Если вначале 2010-х годов новые средства коммуникации неизменно связывались с мгновенной социальной мобилизацией, то к концу этого десятилетия стало понятно, что твиттер-революции обернулись сбором персональных данных демонстрантов, а подписание петиций стало инструментом социальной демобилизации. Политический активист и медиолог Режи Дебре различал передачу (transmission) как институализированную и материализованную процедуру политической культуры через поколения и коммуникацию (communication) как чисто синхронный обмен данными, не приводящий к созданию прибавочной культурной стоимости. Если первое понятие отдаёт некоторым консерватизмом («консерватизм передачи»), то восторги по поводу эпистемологических и политических перспектив второго также немало поутихли с 90-х. На сегодняшний день электронная коммуникация больше не является горизонтальным ответом на иерархически выстроенные и грозящие обвалиться большие повествования, а становится просто цензом публичного присутствия.
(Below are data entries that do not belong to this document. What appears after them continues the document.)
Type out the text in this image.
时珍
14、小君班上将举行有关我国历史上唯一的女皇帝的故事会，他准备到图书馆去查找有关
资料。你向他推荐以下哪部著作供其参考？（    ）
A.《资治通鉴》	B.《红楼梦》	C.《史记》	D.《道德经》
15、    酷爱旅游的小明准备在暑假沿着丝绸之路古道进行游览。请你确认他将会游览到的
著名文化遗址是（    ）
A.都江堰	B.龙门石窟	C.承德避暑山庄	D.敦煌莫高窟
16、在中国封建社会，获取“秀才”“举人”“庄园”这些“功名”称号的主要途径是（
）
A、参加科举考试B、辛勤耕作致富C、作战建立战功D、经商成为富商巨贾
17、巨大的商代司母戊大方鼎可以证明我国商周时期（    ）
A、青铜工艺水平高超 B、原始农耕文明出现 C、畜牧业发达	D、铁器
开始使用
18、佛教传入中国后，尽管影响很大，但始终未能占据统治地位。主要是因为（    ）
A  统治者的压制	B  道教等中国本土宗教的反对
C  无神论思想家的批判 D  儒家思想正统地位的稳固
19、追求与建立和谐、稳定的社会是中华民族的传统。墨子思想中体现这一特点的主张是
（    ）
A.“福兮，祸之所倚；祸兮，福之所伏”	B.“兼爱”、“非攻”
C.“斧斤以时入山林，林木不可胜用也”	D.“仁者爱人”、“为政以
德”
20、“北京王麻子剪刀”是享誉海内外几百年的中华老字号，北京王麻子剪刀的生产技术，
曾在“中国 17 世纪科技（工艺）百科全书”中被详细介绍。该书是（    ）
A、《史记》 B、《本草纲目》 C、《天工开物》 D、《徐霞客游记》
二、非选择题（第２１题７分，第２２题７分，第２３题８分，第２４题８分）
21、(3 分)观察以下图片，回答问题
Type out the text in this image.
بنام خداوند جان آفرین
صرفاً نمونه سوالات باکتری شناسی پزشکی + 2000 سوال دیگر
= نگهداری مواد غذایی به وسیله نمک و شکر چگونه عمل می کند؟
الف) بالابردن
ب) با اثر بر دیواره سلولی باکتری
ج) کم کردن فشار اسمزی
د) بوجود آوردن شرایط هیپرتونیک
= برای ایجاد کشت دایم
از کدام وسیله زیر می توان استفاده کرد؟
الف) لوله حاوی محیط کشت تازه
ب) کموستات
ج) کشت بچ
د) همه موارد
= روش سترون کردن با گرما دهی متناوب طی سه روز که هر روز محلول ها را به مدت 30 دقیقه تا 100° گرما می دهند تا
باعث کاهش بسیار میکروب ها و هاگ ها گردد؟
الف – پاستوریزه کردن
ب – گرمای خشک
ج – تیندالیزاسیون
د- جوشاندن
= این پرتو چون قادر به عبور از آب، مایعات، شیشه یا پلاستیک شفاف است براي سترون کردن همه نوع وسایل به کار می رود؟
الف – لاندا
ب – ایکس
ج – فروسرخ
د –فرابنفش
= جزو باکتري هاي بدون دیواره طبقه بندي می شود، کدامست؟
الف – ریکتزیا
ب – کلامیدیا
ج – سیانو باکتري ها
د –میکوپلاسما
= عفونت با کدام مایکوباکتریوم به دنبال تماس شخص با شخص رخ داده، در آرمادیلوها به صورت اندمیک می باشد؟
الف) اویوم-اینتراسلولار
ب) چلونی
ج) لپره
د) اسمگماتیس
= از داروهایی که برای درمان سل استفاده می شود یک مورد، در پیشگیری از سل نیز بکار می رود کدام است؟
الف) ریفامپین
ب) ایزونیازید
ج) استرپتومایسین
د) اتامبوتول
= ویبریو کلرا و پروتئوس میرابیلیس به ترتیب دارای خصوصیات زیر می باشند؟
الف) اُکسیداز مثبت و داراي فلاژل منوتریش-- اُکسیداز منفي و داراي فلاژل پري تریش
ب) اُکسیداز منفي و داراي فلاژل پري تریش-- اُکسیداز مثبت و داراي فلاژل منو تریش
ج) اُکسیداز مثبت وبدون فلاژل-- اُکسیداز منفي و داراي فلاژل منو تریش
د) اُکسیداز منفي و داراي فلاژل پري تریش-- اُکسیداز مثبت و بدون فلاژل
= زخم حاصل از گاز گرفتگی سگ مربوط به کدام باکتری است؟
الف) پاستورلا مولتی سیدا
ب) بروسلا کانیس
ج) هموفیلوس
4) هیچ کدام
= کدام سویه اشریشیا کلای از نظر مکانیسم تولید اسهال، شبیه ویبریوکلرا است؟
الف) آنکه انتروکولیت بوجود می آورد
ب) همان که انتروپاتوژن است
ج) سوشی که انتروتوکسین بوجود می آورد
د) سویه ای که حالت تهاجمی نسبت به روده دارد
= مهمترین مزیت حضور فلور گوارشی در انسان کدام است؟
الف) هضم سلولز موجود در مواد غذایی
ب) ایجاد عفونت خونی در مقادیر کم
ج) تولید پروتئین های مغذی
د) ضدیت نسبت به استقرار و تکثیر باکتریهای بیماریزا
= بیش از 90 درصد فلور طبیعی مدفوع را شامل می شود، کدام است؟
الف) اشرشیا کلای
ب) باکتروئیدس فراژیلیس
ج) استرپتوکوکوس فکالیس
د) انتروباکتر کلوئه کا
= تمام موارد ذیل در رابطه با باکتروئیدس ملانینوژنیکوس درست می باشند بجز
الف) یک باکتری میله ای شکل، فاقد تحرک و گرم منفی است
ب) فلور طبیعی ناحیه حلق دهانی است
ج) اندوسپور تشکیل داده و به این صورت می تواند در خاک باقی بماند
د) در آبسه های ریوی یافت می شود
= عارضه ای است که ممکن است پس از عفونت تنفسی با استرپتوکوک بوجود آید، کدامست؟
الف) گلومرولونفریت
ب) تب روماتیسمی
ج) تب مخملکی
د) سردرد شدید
Наконец современная поэзия переживает, с одной стороны, драму потери видимости — уже не из-за централизованной цензуры, как во времена застоя, а вследствие растворения в сетях и пабликах свободной публикации. С другой стороны, именно в протоколах обмена данными современная поэзия часто находит источник вдохновения, а — в речевых жанрах, возникающих в повседневной коммуникации, опосредуемой мобильными устройствами — свой конструктивный принцип. Одни поэты подражают мемам, сетевым вирусам и машинному письму, другие — акцентируют внимание на алгоритмах, обычно остающихся незаметными в режиме быстрых коммуникаций.